ORGULHO E CONSCIÊNCIA CIDADÃ
Entre os responsáveis que acompanhavam o grupo de estudantes do Instituto João Paulo, também estavam parentes dos jovens, como Taís Quintino e Claudiane Andrade. Mãe do aluno Kaique de Oliveira, de 17 anos, Taís expressou seu orgulho pela participação do filho no projeto Se Qualifique, que propiciou a visita deles ao Tribunal.
“Eu me sinto muito orgulhosa pelo projeto, por saber que o meu filho está participando de algo tão sério nesta tarde e que, a partir daqui, ele já não vai sair mais como entrou.
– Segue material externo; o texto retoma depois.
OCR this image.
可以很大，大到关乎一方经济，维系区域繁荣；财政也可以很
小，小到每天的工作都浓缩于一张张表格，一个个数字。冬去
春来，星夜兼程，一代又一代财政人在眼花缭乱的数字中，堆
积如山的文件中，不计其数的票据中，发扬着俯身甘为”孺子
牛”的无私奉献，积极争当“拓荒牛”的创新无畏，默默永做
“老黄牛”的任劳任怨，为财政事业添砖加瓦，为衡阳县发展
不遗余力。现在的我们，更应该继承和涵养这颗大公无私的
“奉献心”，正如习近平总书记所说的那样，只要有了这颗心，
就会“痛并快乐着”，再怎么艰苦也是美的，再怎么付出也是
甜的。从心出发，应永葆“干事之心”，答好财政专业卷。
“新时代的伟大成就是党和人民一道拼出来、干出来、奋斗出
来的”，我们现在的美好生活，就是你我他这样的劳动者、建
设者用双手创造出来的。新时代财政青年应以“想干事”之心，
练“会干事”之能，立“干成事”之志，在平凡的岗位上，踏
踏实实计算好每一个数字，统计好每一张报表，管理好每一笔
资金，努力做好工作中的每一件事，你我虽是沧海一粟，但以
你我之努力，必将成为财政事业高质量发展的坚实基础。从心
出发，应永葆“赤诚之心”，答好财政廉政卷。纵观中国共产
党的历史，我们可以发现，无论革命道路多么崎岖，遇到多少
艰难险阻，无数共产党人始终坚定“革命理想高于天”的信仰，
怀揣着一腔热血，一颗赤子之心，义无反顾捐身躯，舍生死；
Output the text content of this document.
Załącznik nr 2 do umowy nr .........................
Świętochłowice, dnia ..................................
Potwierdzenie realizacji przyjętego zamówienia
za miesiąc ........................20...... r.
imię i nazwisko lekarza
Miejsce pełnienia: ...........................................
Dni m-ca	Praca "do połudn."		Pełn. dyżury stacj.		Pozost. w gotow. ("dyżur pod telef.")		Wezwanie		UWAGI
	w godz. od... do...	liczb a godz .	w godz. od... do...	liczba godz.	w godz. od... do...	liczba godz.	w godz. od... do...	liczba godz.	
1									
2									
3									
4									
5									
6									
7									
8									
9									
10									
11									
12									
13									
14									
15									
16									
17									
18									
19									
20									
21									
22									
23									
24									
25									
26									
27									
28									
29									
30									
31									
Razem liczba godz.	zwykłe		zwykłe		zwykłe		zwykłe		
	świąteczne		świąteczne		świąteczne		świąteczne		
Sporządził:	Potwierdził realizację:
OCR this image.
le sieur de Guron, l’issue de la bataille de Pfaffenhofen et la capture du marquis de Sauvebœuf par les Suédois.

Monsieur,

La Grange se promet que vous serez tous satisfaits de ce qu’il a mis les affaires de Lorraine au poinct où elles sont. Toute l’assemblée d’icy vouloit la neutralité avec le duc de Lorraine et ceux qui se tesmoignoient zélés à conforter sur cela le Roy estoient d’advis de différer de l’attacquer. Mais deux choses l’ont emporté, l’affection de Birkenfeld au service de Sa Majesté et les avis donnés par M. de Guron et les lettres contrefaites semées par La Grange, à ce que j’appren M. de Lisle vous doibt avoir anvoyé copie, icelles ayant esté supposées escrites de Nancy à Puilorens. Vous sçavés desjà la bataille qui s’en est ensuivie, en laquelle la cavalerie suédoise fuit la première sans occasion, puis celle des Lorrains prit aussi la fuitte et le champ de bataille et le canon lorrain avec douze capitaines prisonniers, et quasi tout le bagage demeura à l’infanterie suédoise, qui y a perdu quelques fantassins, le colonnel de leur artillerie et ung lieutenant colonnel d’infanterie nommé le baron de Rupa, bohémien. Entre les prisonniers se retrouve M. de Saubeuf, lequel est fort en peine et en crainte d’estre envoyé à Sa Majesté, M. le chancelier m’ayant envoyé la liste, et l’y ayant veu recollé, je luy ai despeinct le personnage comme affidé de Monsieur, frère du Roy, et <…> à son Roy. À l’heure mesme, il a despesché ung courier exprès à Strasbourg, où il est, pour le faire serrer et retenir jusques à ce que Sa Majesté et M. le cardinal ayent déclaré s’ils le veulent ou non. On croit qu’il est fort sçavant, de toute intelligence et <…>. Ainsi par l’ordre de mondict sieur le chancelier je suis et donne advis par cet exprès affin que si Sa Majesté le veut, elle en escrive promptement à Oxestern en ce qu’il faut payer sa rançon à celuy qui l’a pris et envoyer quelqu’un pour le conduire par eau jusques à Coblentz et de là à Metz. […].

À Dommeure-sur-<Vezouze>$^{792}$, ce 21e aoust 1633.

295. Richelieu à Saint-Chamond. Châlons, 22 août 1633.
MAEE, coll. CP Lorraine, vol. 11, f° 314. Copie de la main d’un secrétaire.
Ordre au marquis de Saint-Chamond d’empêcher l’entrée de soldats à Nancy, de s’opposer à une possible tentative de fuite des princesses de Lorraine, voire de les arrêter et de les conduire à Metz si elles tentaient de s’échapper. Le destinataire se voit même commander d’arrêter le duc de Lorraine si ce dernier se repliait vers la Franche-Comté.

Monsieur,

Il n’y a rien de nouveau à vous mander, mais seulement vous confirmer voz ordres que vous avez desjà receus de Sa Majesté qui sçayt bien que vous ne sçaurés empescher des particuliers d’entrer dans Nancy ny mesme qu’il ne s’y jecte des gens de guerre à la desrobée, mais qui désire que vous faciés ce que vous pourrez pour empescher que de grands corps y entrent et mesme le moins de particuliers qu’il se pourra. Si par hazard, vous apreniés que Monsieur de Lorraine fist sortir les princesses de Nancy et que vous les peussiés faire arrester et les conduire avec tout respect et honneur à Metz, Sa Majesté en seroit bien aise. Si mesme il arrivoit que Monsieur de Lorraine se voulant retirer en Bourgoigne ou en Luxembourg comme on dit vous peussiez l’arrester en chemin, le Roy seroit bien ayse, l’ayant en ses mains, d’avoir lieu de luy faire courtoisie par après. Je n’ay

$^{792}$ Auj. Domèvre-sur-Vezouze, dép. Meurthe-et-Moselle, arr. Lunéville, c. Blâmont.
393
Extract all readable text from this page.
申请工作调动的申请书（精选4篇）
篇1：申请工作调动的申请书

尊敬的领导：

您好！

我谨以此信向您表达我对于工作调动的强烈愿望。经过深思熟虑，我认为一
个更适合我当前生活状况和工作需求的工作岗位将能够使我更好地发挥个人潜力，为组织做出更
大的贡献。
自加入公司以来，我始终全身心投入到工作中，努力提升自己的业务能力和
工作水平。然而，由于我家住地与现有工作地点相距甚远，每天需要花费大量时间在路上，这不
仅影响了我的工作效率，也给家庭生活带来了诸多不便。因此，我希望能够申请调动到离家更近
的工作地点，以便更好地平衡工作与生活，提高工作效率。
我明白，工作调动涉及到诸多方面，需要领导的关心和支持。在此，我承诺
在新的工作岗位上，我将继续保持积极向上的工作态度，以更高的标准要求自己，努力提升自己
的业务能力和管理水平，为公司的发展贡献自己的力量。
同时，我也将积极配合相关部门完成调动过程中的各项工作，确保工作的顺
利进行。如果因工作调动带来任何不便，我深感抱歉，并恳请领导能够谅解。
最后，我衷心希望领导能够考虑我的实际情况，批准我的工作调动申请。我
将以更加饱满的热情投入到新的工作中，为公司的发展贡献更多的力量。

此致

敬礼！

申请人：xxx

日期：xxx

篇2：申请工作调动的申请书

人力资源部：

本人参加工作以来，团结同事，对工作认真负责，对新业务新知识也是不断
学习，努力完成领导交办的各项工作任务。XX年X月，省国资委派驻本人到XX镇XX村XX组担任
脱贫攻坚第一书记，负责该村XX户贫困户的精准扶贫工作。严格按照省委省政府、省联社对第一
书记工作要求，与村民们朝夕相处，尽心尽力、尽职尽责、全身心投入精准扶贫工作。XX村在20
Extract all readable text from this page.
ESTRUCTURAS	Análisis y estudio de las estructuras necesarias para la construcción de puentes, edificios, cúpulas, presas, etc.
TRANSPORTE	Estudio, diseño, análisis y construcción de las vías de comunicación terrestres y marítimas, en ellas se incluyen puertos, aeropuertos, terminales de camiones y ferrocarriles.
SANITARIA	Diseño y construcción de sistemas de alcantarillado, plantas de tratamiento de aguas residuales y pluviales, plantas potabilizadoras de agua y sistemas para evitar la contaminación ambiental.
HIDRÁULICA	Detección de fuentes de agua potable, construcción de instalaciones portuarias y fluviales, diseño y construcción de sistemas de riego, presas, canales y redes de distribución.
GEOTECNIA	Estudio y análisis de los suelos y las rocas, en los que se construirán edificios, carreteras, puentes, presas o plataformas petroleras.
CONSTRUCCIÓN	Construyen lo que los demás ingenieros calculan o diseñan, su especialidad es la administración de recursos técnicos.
Vai sair com um pensamento mais abrangente, com informações que antes não tínhamos e que, futuramente, ele vai entender o porquê de hoje ele ter estado aqui”, reconheceu.
Ao lado da mãe durante todo o Programa, Kaique não apenas compreendeu a relevante função do TCE para a sociedade, como também a própria ação fiscalizadora da população, que precisa entender o seu papel como agente da transformação social.
“Agora eu tenho a noção sobre o papel que a gente tem. Porque o Tribunal de Contas não age sozinho, ele precisa de nós, cidadãos. E eu acho que isso é uma coisa muito importante de pontuar, porque as reclamações e cobranças que as pessoas fazem é um papel nosso, é nosso direito”, concluiu o estudante.